Da Trento passando per Milano e, infine, a Torino. Come mai la scelta di creare una mostra itinerante?
«Spesso gli sforzi, l’impegno e il tempo profusi per un progetto o per qualsiasi attività sono incredibilmente più grandi degli effetti o dei frutti che poi si raccolgono. In parole povere si passa molto tempo a progettare mostre per vederne poi gli esiti limitati ad aperture anche di poche settimane. L’idea dell’itineranza è venuta a Elisabetta Chiono di CRAG Gallery (Torino) la quale mi ha spinto affinché proponessi un progetto che avesse un respiro più ampio, cercando una continuità tra diversi centri. Così abbiamo coinvolto Paolo Maria Deanesi Gallery (Trento) e Area 35 Art Gallery (Milano) che hanno risposto con entusiasmo. Ogni galleria ha messo a disposizione la “sua scuderia” all’interno della quale ho selezionato due artisti per ciascuna, sei in tutto.

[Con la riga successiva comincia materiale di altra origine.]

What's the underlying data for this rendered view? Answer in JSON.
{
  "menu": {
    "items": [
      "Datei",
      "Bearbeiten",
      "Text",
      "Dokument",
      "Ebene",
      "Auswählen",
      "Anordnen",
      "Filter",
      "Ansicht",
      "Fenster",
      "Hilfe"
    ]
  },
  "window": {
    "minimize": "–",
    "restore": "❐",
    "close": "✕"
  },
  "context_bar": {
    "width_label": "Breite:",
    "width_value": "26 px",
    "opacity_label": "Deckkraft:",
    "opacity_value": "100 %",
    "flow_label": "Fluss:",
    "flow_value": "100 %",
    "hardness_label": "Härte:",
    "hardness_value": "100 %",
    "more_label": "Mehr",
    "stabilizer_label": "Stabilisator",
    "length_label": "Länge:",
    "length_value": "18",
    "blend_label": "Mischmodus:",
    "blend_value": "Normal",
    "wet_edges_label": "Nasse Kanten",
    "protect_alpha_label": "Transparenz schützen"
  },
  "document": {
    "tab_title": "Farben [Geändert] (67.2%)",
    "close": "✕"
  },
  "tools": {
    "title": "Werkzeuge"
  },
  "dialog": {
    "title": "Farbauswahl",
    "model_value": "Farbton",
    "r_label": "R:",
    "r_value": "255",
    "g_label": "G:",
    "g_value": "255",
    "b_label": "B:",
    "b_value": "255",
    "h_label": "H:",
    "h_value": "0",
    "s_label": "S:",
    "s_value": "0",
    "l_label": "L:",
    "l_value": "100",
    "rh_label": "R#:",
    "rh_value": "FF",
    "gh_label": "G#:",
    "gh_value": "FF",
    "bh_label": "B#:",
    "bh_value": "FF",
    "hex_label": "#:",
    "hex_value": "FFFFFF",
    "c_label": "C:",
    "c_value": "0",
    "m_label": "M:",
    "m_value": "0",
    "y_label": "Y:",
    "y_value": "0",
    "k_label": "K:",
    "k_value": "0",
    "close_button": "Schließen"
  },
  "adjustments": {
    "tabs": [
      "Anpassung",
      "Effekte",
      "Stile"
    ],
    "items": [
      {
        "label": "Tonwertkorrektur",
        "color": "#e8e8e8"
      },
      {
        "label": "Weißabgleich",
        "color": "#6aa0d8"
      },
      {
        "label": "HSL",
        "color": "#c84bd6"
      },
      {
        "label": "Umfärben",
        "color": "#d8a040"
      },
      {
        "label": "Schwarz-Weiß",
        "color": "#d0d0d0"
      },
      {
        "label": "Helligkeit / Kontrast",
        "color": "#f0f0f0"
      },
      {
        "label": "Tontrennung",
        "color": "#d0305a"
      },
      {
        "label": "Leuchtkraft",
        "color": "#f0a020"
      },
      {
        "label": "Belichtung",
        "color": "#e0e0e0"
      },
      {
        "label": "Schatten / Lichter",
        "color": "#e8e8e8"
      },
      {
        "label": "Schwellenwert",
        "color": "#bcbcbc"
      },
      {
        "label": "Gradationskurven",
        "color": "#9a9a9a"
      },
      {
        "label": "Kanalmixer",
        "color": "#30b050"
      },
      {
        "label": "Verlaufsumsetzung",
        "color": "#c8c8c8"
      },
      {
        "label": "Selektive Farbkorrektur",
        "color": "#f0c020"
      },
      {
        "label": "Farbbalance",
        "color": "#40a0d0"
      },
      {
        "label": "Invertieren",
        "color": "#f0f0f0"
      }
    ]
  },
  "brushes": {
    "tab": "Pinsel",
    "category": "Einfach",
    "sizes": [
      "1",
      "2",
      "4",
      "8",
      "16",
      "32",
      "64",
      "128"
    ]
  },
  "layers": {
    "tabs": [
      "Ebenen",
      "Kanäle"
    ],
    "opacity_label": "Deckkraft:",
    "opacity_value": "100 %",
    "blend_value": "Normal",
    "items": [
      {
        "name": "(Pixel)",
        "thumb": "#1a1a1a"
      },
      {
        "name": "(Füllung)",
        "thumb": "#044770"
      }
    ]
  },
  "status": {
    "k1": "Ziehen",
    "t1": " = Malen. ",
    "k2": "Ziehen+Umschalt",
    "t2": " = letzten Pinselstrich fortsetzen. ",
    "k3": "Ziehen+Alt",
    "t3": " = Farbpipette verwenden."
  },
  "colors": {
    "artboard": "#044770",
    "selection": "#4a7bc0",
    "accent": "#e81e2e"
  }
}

La mostra, pur coinvolgendo gli stessi autori nelle diverse sedi, vede una rotazione di opere e un riadattamento del dispositivo-mostra nei diversi spazi, così ogni città può percepire una nuova declinazione del concept originale. Dopo la mostra trentina invernale, ora si sta concludendo la venue milanese e il 24 giugno aprirà quella torinese, appunto da CRAG Gallery».
Progetti futuri?
«La graduale uscita dall’emergenza Covid – che comunque perdura – ha creato una specie di effetto imbuto per cui molti sono gli impegni di queste settimane e dei prossimi mesi. Il 22 maggio ha aperto “Evolving SETTINGS”, personale di Elisa Grezzani al Palais Mamming di Merano (BZ) e in varie sedi della città, con presentazione critica mia e di Letizia Ragaglia. Il 5 giugno apre da Traffic Gallery di Bergamo una personale “duplice” di Ettore Pinelli a cura mia e di Milena Becci.
In estate curerò l’apparato critico di una personale della scultrice Christine Runggaldier a Ortisei (BZ), mentre a fine agosto ci sarà la doppia personale “Candide Caduche” con Giulietta Gheller e Valentina Biasetti allo spazio BACS di Leffe (BG). Infine, a settembre inaugurerà alla Kunsthalle West di Lana (BZ) una mostra lungamente rimandata a causa del Covid dal titolo “There’s a world going on underground”. Nel progetto da me curato saranno presenti Cecilia Borettaz, Renato Calaj, Massimiliano Fabbri, Igor Molin, Nicola Samorì, Thomas Scalco, Alberto Scodro e Mattia Zoppellaro. C’è sicuramente molta carne al fuoco!».